Torres se siguió de largo y tomó asiento. Fest no sabía si hacerlo también o esperar a lo que el chofer resolviera. Kromg se fijó en un crucifijo colgado en uno de los espejos, su sonrisa pareció acentuarse y sus ojos brillaron un poco.

–Humano… usted tiene un hijo, uno de doce años, y tiene la esperanza de que su hijo estudie para contador. Siendo honestos, usted nunca tendrá el dinero suficiente para una universidad y su hijo nunca tendrá la inteligencia para hacerlo –el pelo de Kromg parecía brillar con más intensidad, lo hacía de manera intermitente, jugando entre tonos de naranja, rojo y café. Sus ojos brillaron y su sonrisa creció.
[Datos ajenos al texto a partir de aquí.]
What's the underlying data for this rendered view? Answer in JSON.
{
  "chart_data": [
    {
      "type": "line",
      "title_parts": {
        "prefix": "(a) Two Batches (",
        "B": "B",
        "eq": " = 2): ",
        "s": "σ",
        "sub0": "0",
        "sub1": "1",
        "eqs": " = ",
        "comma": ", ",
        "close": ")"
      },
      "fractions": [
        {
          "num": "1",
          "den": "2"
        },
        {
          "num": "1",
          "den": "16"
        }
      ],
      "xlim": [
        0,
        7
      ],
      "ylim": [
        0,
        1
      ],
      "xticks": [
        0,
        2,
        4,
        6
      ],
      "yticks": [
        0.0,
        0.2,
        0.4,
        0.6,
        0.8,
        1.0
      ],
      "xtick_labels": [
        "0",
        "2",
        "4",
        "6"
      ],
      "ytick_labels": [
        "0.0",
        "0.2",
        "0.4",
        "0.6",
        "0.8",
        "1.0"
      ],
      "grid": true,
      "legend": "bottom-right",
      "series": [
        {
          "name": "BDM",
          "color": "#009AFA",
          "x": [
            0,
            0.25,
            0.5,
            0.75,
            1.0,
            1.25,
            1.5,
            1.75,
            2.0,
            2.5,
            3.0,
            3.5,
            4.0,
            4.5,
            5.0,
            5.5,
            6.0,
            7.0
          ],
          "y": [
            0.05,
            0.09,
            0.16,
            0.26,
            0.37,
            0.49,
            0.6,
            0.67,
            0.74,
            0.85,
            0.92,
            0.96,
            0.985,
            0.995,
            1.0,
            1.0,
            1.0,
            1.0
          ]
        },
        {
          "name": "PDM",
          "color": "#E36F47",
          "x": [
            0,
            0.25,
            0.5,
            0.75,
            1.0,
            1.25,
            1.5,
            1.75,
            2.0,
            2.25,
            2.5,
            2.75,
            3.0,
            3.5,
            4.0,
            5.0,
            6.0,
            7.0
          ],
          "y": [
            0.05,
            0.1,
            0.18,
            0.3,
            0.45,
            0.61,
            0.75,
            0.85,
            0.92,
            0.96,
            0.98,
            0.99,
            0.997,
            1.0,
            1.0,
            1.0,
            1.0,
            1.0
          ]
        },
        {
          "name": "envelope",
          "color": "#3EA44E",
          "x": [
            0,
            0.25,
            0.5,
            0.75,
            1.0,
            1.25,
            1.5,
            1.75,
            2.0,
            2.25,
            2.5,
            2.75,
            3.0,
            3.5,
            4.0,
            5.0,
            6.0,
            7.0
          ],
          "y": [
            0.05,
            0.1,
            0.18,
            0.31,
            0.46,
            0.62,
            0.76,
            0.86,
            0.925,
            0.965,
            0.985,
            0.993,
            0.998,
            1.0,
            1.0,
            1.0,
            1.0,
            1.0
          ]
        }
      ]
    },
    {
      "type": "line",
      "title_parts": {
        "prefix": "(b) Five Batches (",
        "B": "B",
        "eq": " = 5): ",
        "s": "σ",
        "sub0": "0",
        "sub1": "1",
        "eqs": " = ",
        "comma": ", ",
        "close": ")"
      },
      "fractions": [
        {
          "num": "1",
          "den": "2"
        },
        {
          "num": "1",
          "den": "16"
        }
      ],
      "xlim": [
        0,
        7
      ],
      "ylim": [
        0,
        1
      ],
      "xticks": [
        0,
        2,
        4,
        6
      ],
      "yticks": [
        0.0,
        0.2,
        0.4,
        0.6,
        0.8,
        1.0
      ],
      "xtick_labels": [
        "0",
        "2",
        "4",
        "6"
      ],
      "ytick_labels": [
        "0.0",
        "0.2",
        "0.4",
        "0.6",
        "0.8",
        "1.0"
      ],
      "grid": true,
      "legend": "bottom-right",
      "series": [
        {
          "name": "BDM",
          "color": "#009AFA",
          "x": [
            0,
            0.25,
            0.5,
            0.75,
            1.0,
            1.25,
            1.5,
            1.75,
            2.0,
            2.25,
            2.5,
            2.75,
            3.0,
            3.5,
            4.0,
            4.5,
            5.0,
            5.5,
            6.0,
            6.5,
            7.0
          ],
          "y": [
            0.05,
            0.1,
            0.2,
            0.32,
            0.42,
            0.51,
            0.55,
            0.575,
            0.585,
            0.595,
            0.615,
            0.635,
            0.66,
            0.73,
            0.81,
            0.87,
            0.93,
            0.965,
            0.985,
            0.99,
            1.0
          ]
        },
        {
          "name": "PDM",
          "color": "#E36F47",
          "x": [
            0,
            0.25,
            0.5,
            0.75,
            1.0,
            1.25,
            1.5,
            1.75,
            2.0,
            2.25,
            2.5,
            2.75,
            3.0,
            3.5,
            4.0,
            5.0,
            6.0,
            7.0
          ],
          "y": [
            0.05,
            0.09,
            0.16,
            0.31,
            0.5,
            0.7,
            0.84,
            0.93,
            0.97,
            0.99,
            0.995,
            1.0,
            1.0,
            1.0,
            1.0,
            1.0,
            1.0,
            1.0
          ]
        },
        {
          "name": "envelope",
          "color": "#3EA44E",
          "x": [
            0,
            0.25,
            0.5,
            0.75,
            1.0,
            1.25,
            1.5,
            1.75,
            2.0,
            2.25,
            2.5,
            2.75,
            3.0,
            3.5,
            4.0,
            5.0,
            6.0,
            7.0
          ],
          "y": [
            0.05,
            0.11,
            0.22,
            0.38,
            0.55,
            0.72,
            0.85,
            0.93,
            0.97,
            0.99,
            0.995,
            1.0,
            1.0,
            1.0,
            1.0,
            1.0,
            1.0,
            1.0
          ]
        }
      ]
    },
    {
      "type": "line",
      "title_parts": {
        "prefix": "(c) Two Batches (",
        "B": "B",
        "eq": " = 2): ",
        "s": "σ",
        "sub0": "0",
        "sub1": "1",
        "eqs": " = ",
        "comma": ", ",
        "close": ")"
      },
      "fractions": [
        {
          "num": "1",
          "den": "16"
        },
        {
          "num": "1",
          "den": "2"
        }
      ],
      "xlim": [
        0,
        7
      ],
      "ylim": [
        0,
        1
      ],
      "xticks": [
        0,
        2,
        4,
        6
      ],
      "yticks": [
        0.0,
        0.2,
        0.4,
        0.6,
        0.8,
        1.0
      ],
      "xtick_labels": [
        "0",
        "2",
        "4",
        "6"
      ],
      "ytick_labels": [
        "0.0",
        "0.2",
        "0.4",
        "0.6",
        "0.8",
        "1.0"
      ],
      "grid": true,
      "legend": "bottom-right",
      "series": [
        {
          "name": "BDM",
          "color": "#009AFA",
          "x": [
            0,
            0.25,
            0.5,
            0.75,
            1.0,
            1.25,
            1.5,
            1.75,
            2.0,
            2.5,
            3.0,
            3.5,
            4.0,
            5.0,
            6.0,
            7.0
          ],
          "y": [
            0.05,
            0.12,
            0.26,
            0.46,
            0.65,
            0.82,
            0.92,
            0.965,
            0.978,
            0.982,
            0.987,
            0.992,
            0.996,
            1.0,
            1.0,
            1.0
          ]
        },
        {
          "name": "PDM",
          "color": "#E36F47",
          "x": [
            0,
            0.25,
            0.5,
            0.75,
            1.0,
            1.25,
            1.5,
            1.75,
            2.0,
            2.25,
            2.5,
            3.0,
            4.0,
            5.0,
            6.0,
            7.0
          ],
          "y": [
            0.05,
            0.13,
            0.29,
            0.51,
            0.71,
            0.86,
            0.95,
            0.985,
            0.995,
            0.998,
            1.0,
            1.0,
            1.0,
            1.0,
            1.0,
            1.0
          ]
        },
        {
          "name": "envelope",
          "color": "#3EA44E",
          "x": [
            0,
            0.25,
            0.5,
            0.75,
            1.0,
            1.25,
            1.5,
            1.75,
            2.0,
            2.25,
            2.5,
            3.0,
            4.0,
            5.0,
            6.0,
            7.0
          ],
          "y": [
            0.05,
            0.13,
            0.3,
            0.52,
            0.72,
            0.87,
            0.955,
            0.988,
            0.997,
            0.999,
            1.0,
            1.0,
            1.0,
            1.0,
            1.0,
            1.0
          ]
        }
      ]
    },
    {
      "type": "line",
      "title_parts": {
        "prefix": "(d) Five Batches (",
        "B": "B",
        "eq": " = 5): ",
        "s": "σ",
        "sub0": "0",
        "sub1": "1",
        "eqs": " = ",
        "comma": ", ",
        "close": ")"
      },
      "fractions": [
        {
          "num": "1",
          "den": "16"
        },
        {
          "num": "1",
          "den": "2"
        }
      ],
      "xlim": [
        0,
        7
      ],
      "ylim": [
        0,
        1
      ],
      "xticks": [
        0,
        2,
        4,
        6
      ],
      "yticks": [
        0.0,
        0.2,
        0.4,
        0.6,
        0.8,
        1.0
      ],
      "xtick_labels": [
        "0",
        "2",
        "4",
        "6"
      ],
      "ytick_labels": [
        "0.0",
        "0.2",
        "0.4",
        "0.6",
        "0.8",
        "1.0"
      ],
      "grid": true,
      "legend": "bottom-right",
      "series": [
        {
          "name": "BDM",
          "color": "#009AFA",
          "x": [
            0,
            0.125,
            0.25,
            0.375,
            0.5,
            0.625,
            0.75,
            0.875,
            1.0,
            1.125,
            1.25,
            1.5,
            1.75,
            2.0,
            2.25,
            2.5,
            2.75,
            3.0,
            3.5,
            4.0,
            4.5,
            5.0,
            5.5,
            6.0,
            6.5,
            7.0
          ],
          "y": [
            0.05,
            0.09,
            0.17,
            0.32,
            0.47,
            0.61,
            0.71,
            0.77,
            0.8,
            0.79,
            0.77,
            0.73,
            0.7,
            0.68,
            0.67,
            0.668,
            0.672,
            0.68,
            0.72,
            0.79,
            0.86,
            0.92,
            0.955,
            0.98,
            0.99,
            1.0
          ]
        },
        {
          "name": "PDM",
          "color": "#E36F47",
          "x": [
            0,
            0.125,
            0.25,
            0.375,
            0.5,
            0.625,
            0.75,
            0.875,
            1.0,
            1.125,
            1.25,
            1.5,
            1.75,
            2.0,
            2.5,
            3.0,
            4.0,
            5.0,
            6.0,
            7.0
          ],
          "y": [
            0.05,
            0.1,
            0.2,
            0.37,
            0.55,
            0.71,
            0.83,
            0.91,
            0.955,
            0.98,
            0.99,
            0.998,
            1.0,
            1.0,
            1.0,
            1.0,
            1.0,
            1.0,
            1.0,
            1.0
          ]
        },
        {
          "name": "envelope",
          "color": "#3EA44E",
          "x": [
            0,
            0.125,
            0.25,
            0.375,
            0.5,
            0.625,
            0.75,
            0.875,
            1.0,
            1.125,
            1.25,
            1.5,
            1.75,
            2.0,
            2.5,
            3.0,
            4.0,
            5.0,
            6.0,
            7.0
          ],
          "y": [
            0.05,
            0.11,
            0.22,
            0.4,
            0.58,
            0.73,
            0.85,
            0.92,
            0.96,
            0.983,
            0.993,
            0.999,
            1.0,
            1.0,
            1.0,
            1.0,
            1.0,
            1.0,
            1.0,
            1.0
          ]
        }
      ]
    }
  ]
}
Señaló con la mirada el crucifijo colgando del espejo y continuó–. Le ha pedido a Cristo que le conceda los favores y el milagro, pero debe saber que Cristo no lo hará porque de hacerlo, estaría contradiciendo la naturaleza que Él mismo se agenció. Sin embargo, si usted me deja entrar a su trabajo y a su casa, tendrá la suficiente suerte para que su hijo pueda estudiar esa carrera. Si la acaba o no, eso ya depende de usted y su hijo. Pero al menos la suerte para que logre entrar se la puedo conceder. Ahora, si de veras lo quiere, necesito tres favores de usted, uno de los cuales ya le dije: la entrada a su trabajo y casa, los otros dos son que cada que coma carne roja debe susurrar tres veces mi nombre después de comérsela y también, debe permitirme morderle su brazo para marcarlo con mi existencia. Usted puede bajarme de su camión, humano… pero se arrepentirá, se arrepentirá mucho si lo hace.

Kromg nunca dejó de sonreír. El chofer le miró, le temblaban las manos. Fest observó que Torres también estaba nervioso.

–¿Tú harías eso por mí?

–Si.

–¿En serio?

–Ya esta hecho, sólo extienda su brazo.

El chofer así lo hizo. Kromg abrió su hocico y suavemente mordió el brazo del chofer, quien pareció no sentir ningún dolor. Cuando Kromg terminó de morder, el hombre retiró su brazo y se vieron las marcas de los dientes, integrándose lentamente a la piel del hombre, por debajo de su pelo, sus lunares y su piel maltratada.

–Adelante –dijo el chofer.

–Gracias. Recuerde, tres veces mi nombre después de comer carne roja: Kromg, Kromg, Kromg.

–Hey… eh, ¿debo tirar eso a la basura? –preguntó el chofer, señalando el crucifijo.

Kromg continuaba sonriendo.

–No. Cristo nos ama a todos. Déjelo ahí.

–Si… bueno, gracias. Muchas gracias.

–Si, si, ya.

El lobo alcanzó a Fest y luego ambos tomaron asiento junto a Torres. Los otros tres pasajeros les ignoraron por completo, aún cuando el lobo casi golpeó sus narices con la cola. Ley de la Soledad, pensó Fest, métete en tus propios asuntos y ya. Se quedó en silencio un rato, tratando de pensar donde debían bajarse y donde sería mejor empezar. Torres miraba también la ventana y Kromg, echado en el piso, empezó a lamerse las patas para después quedarse dormido. Justo cuando también pensaba en quedarse dormido, la señora de unos cuantos asientos adelante volteó a verle, le hizo señales con la mano que le invitaban a sentarse junto a él. Raro que un completo desconocido invitara a otro desconocido a ello, así que lo tomó como una señal. Se levantó, se sentó junto a ella y ella le contó una historia, donde escuchó un nombre que pensó no volvería a escuchar en su vida.